Em primeiro lugar, é importante ressaltar que, apesar de na maioria das vezes considerar-se mercado como um ente abstrato, cuja personalidade ninguém assume, quando falamos de mercado estamos nos referindo a agentes concretos, todos aqueles envolvidos no processo de produção e distribuição de uma sociedade. Ou seja, todos que trabalham, consomem qualquer produto, utilizam transporte público, assistem televisão, fazem parte do mercado. Isso porque são essas pessoas, através de suas ações e decisões, individuais e via empresas, que vão definir os caminhos que a renda irá seguir.

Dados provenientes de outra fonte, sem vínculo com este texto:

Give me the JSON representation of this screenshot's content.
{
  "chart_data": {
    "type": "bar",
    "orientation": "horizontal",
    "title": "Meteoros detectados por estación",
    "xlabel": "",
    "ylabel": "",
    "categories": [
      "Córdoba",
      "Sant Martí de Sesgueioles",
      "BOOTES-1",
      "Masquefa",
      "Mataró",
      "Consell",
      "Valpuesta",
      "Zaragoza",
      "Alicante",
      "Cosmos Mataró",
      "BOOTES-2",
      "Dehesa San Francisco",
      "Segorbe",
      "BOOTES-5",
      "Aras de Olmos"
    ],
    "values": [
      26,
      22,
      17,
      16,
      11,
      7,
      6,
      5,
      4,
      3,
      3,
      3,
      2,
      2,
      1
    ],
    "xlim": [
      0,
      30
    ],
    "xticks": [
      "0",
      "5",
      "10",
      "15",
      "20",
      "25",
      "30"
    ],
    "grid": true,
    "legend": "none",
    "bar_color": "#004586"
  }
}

Assim, o mercado não é algo tão indefinível e inquestionável, ao qual pode-se apenas adaptar. Ele é formado por pessoas e, embora o peso de cada empresa ou pessoa em suas decisão seja bastante diferente, o que também está relacionado às regras sobre as quais se estrutura o mercado, ele pode ser entendido e adaptado através de uma abordagem concreta dos sistemas de produção e distribuição.
Dito isso, podemos iniciar a análise de suas estruturas a partir de uma pergunta essencial: se todos os empreendimentos conseguirem atender à risca as determinações de mercado, este abrirá espaço para a entrada de todos? Isto é, todo e qualquer empreendimento que saiba adaptar-se, fazendo a escolha correta de seu produto, apresentando alta qualidade, bom atendimento, localização, entre tantos outros requisitos, terá como resposta o recebimento de uma parte suficiente da renda?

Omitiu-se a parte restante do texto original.